The function takes in your data vector, the name of a diverging colorBrewer palette, and the center point for your color scheme (default is 0). It outputs a list containing 2 objects: a classIntervals object and a vector of colors: The function is set to interpolate a total of 100 colors but that can be modified with some care.

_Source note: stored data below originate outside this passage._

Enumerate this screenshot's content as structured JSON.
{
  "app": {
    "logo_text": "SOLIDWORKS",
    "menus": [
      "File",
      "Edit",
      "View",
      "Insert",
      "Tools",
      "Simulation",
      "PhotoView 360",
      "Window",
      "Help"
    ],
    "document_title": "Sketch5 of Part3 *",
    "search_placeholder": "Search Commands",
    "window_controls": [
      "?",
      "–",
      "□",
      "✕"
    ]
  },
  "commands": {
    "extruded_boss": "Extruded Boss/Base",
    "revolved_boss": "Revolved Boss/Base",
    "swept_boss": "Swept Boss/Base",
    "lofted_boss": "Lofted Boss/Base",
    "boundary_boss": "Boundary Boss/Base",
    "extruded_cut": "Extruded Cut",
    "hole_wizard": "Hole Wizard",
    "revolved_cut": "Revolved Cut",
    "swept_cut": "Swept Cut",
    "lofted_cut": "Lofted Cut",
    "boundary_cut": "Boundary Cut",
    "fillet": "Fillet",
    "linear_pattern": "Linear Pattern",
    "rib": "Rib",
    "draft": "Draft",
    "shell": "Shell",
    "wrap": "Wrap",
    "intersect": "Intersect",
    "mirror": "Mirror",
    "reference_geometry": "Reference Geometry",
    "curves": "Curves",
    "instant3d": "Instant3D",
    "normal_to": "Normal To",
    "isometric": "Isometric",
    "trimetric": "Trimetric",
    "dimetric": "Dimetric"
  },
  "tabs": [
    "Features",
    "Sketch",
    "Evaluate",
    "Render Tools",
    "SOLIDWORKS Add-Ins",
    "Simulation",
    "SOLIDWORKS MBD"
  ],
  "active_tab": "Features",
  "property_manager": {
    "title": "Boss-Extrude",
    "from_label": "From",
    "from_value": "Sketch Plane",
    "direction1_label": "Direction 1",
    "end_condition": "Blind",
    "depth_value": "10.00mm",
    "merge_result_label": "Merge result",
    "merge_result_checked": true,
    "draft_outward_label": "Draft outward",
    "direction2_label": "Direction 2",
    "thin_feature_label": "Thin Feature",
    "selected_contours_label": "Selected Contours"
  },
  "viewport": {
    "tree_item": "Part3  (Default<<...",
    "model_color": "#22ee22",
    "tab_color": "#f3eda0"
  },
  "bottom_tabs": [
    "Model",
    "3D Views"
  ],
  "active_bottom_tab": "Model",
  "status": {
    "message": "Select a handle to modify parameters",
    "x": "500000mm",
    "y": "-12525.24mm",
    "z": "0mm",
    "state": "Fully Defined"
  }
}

diverge.color <- function(data,pal_choice="RdGy",centeredOn=0){
nHalf=50
Min <- min(data,na.rm=TRUE)
Max <- max(data,na.rm=TRUE)
Thresh <- centeredOn
pal<-brewer.pal(n=11,pal_choice)
rc1<-colorRampPalette(colors=c(pal[1],pal[2]),space="Lab")(10)
for(i in 2:10){
tmp<-colorRampPalette(colors=c(pal[i],pal[i+1]),space="Lab")(10)
rc1<-c(rc1,tmp)
}
rb1 <- seq(Min, Thresh, length.out=nHalf+1)

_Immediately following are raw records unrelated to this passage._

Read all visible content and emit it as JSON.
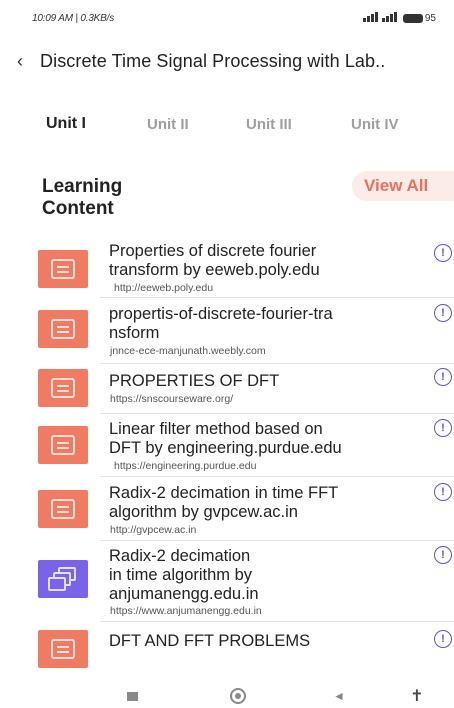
{
  "status_bar": {
    "left_text": "10:09 AM | 0.3KB/s",
    "right_icons": [
      "signal-icon",
      "wifi-icon",
      "battery-icon"
    ],
    "battery_level": "95"
  },
  "header": {
    "back_icon": "‹",
    "title": "Discrete Time Signal Processing with Lab.."
  },
  "tabs": [
    {
      "label": "Unit I",
      "active": true
    },
    {
      "label": "Unit II",
      "active": false
    },
    {
      "label": "Unit III",
      "active": false
    },
    {
      "label": "Unit IV",
      "active": false
    }
  ],
  "section": {
    "title_line1": "Learning",
    "title_line2": "Content",
    "view_all": "View All"
  },
  "items": [
    {
      "title_lines": [
        "Properties of discrete fourier",
        "transform by eeweb.poly.edu"
      ],
      "url": "http://eeweb.poly.edu",
      "icon": "document-icon",
      "color": "#ef7b63"
    },
    {
      "title_lines": [
        "propertis-of-discrete-fourier-tra",
        "nsform"
      ],
      "url": "jnnce-ece-manjunath.weebly.com",
      "icon": "document-icon",
      "color": "#ef7b63"
    },
    {
      "title_lines": [
        "PROPERTIES OF DFT"
      ],
      "url": "https://snscourseware.org/",
      "icon": "document-icon",
      "color": "#ef7b63"
    },
    {
      "title_lines": [
        "Linear filter method based on",
        "DFT by engineering.purdue.edu"
      ],
      "url": "https://engineering.purdue.edu",
      "icon": "document-icon",
      "color": "#ef7b63"
    },
    {
      "title_lines": [
        "Radix-2 decimation in time FFT",
        "algorithm by gvpcew.ac.in"
      ],
      "url": "http://gvpcew.ac.in",
      "icon": "document-icon",
      "color": "#ef7b63"
    },
    {
      "title_lines": [
        "Radix-2 decimation",
        "in time algorithm by",
        "anjumanengg.edu.in"
      ],
      "url": "https://www.anjumanengg.edu.in",
      "icon": "copy-icon",
      "color": "#7a63e8"
    },
    {
      "title_lines": [
        "DFT AND FFT PROBLEMS"
      ],
      "url": "",
      "icon": "document-icon",
      "color": "#ef7b63"
    }
  ],
  "info_glyph": "!",
  "nav_bar": {
    "back_glyph": "◄",
    "accessibility_glyph": "✝"
  }
}
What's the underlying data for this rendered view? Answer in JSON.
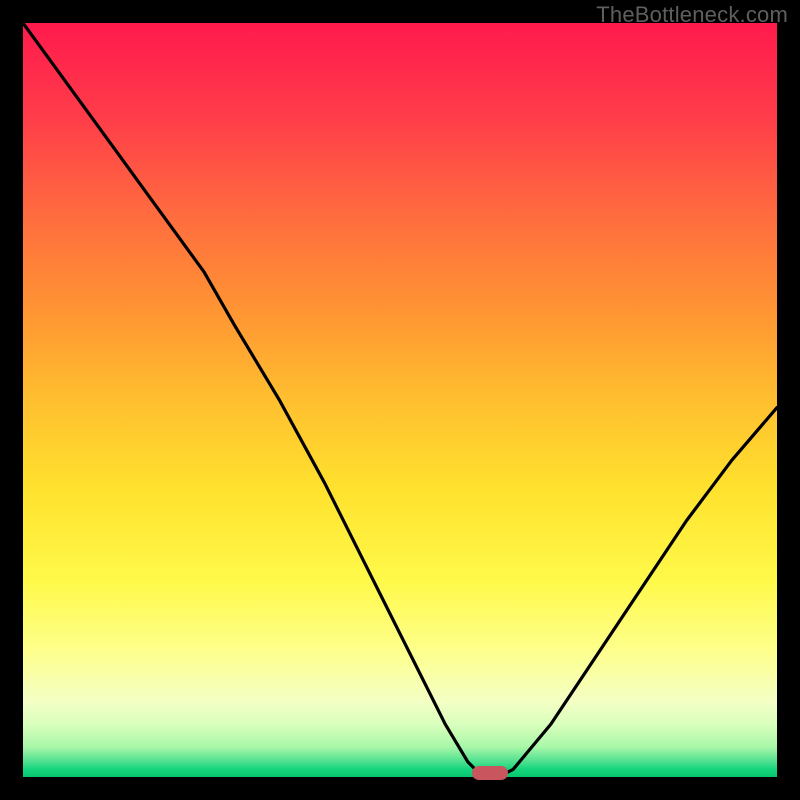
{
  "watermark": "TheBottleneck.com",
  "chart_data": {
    "type": "line",
    "title": "",
    "xlabel": "",
    "ylabel": "",
    "xlim": [
      0,
      100
    ],
    "ylim": [
      0,
      100
    ],
    "grid": false,
    "x": [
      0,
      8,
      16,
      24,
      28,
      34,
      40,
      46,
      52,
      56,
      59,
      60.5,
      62,
      64,
      65,
      70,
      76,
      82,
      88,
      94,
      100
    ],
    "values": [
      100,
      89,
      78,
      67,
      60,
      50,
      39,
      27,
      15,
      7,
      2,
      0.5,
      0.5,
      0.5,
      1,
      7,
      16,
      25,
      34,
      42,
      49
    ],
    "marker": {
      "x": 62,
      "y": 0.5
    },
    "colors": {
      "line": "#000000",
      "marker": "#c9565f",
      "gradient_top": "#ff1a4d",
      "gradient_bottom": "#07c46f"
    }
  }
}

rb2 <- seq(Thresh, Max, length.out=nHalf+1)[-1]
rampbreaks <- c(rb1, rb2)
cuts <- classIntervals(data, style="fixed",fixedBreaks=rampbreaks)
return(list(cuts,rc1))
}
in my work I am using this scheme to plot a raster layer (rs) using spplot like so:
brks<-diverge.color(values(rs))
spplot(rs,col.regions=brks[[2]],at=brks[[1]]$brks,colorkey=TRUE))